La Gay Pride de Budapest a été un succès

Plus de 10 000 personnes ont participé samedi à la 21e «marche des fiertés» organisée dans la capitale hongroise, sans aucun contre-manifestant d’extrême-droite, ni incident à signaler.

Des milliers de personnes ont donc pu défiler entre la place des Héros et le parlement lors de la traditionnelle Pride de Budapest, samedi après-midi sous un soleil de plomb et dans une chaleur étouffante. Chars décorés, drapeaux arc-en-ciel, musique techno,…, rien d’extraordinaire à signaler par rapport aux années précédentes.

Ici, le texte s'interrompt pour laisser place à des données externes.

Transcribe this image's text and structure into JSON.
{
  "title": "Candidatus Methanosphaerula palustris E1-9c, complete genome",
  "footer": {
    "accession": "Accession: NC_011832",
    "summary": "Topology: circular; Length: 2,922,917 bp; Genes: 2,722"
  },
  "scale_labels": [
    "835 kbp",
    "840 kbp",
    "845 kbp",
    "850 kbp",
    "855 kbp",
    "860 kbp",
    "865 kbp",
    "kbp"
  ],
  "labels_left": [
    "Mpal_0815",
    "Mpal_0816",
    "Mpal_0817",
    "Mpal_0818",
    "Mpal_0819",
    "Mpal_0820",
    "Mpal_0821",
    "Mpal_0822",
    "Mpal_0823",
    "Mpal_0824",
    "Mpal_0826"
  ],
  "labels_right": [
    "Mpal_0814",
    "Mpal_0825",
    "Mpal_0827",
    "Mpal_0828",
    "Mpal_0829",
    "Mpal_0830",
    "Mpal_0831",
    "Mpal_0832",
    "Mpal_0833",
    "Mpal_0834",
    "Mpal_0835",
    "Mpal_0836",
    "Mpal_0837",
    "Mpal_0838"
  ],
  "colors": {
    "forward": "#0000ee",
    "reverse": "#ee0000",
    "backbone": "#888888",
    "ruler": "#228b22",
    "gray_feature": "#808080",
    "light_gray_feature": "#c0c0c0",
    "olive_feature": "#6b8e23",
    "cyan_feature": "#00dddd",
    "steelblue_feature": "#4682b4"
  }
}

Ou presque : contrairement à ces cinq dernières années où la parade était régulièrement perturbée par des groupes d’extrême-droite tenus à bonne distance par la police, il ne s’est pas trouvé cette fois le moindre contre-manifestant pour hurler son homophobie !

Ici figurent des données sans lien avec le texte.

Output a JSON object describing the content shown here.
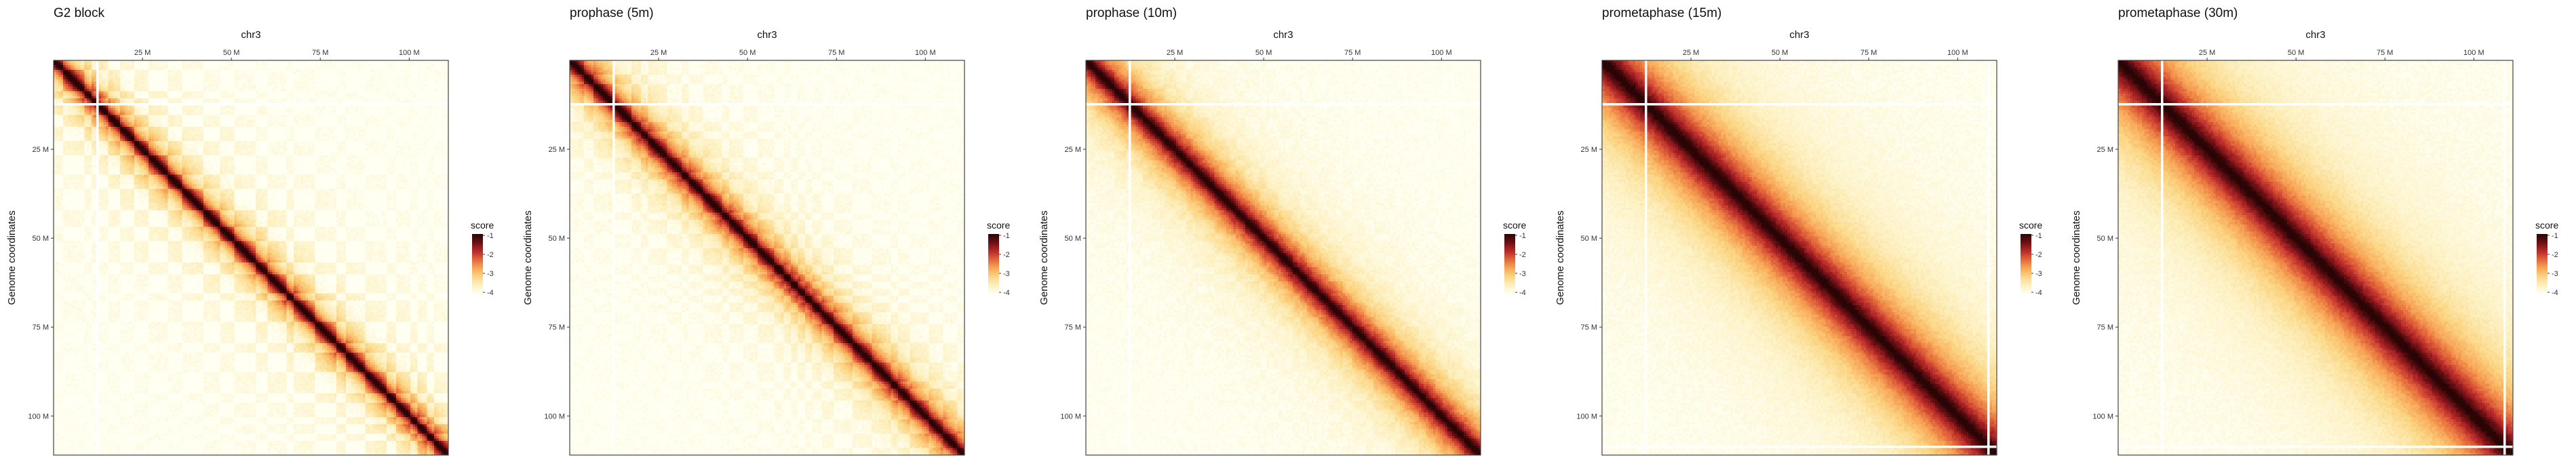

Une hypothèse : le président du Jobbik, Gábor Vona, qui a assuré à plusieurs reprises depuis un an être opposé à toute forme de discrimination sur la base de l’ethnie ou de l’orientation sexuelle, aurait fait rentrer les groupuscules dans leur boîte. Peut-être que l’année prochaine les sympathisants de la cause LGBT pourront même espérer défiler sans la présence d’un important cordon policier qui les protège autant qu’il les isole du reste de la population ?

Tous les partis de gauche étaient représentés dans le cortège : le parti socialiste (MSzP), la Coalition démocratique (DK), Ensemble (Együtt), Dialogue pour la Hongrie (PM) et Une autre politique est possible (LMP). L’ambassadrice des États-Unis, Colleen Bell, et l’ambassadeur israélien Ilan Mor ont également pris part à la manifestation.

En revanche, le Fidesz s’est abstenu et aucun d’eux n’a répondu à l’invitation qui leur a été officiellement envoyée : le Président de la République János Áder, le Premier ministre Viktor Orbán, le Président du parlement László Kövér et le maire de Budapest István Tarlós.